Believing in your Data
In order to try and predict what could happen with the data with linear regression, I needed to make sure my source was solid. My source in this case was a dataset of house sales from King County.
This dataset contained quite a few columns:
Although columns were different, many of them were very similar. There were 6 options for the square footage of the specific house. After looking at the dataset I began to ask questions about what is important. These questions are similar with any data analysis, but in this case if I am trying to predict the prices of house sales for King County I needed to focus on how it would affect any models.
After cleaning a bit of the data, I started looking at columns to see how I can understand the housing sales data. How will this impact my statistics and data later on? How can I set myself up here to understand what is next.

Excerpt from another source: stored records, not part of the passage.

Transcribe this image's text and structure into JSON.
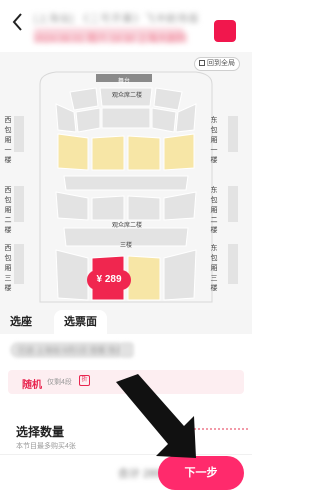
{
  "header": {
    "title_blurred": "[上海站] 《二号开幕》飞冲剧场版",
    "subtitle_blurred": "2024.06.01 周六 19:30 上海大剧院",
    "back_icon": "chevron-left-icon",
    "accent": "#f1174d"
  },
  "map": {
    "overview_button": "回到全局",
    "stage_label": "舞台",
    "side_left_1": "西包厢一楼",
    "side_right_1": "东包厢一楼",
    "side_left_2": "西包厢二楼",
    "side_right_2": "东包厢二楼",
    "side_left_3": "西包厢三楼",
    "side_right_3": "东包厢三楼",
    "tier1_label": "观众席二楼",
    "tier2_label": "观众席二楼",
    "tier3_label": "三楼",
    "price_bubble": "¥ 289",
    "colors": {
      "available": "#f7e6a6",
      "unavailable": "#e3e3e3",
      "selected": "#f0264f",
      "background": "#f6f6f6"
    }
  },
  "tabs": {
    "seat": "选座",
    "face": "选票面"
  },
  "selection": {
    "blurred_chip": "已选 上海站 6月1日 观看 场次",
    "random_title": "随机",
    "random_hint": "仅剩4段",
    "random_tag": "折"
  },
  "quantity": {
    "title": "选择数量",
    "note": "本节目最多购买4张"
  },
  "footer": {
    "price_blurred": "合计 289.00",
    "next_button": "下一步",
    "button_color": "#ff2a6c"
  }
}
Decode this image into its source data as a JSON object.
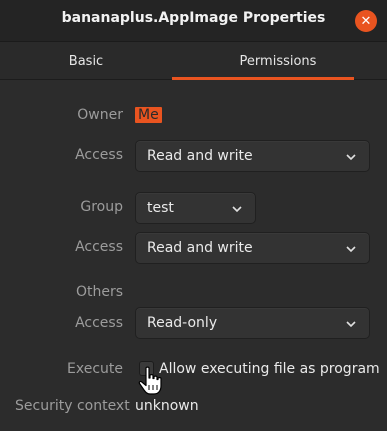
{
  "window": {
    "title": "bananaplus.AppImage Properties"
  },
  "icons": {
    "close": "close-icon",
    "chevron": "chevron-down-icon",
    "cursor": "hand-pointer-icon"
  },
  "tabs": [
    {
      "label": "Basic"
    },
    {
      "label": "Permissions"
    }
  ],
  "permissions": {
    "owner_label": "Owner",
    "owner_value": "Me",
    "owner_access_label": "Access",
    "owner_access_value": "Read and write",
    "group_label": "Group",
    "group_value": "test",
    "group_access_label": "Access",
    "group_access_value": "Read and write",
    "others_label": "Others",
    "others_access_label": "Access",
    "others_access_value": "Read-only",
    "execute_label": "Execute",
    "execute_checkbox_label": "Allow executing file as program",
    "execute_checked": false,
    "security_context_label": "Security context",
    "security_context_value": "unknown"
  },
  "colors": {
    "accent": "#e95420",
    "background": "#2c2c2c"
  }
}
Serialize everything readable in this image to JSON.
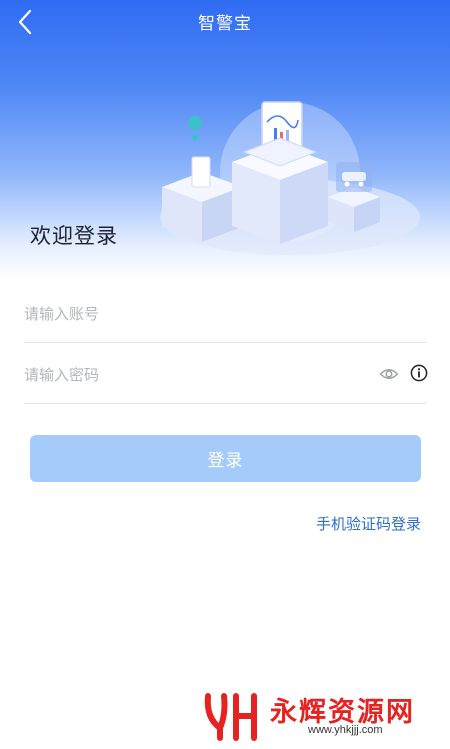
{
  "nav": {
    "title": "智警宝",
    "back_icon": "chevron-left-icon"
  },
  "hero": {
    "welcome_text": "欢迎登录"
  },
  "form": {
    "account_placeholder": "请输入账号",
    "account_value": "",
    "password_placeholder": "请输入密码",
    "password_value": "",
    "login_label": "登录",
    "sms_login_label": "手机验证码登录"
  },
  "watermark": {
    "name": "永辉资源网",
    "url": "www.yhkjjj.com"
  },
  "colors": {
    "primary": "#2f6cf3",
    "button_disabled": "#a5cbfb",
    "link": "#2f6fc4",
    "watermark": "#e52421"
  }
}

I started with looking to see how the plots looked with these columns. I used the Seaborn pairplot in order to see it all. I chose to dial in on price vs. square footage of the lot for the following image:
It is important to know how I learn in order to get the most out of my lessons and projects. So as a visual learner I could see how my dataset was going to work out for me.
Although this is where I started asking questions as well as trying to check out price vs. bedrooms, price vs. zip code, price vs. square footage, and price vs. the condition of the houses.
These subjects are definitely new to me, but the most challenging aspect is relating to the information. The best way to understand the information is to find a way to understand it in my life currently. I also believe this to be true for anything else in order to be focused on a particular project. Finding the common ground is what will lead to success.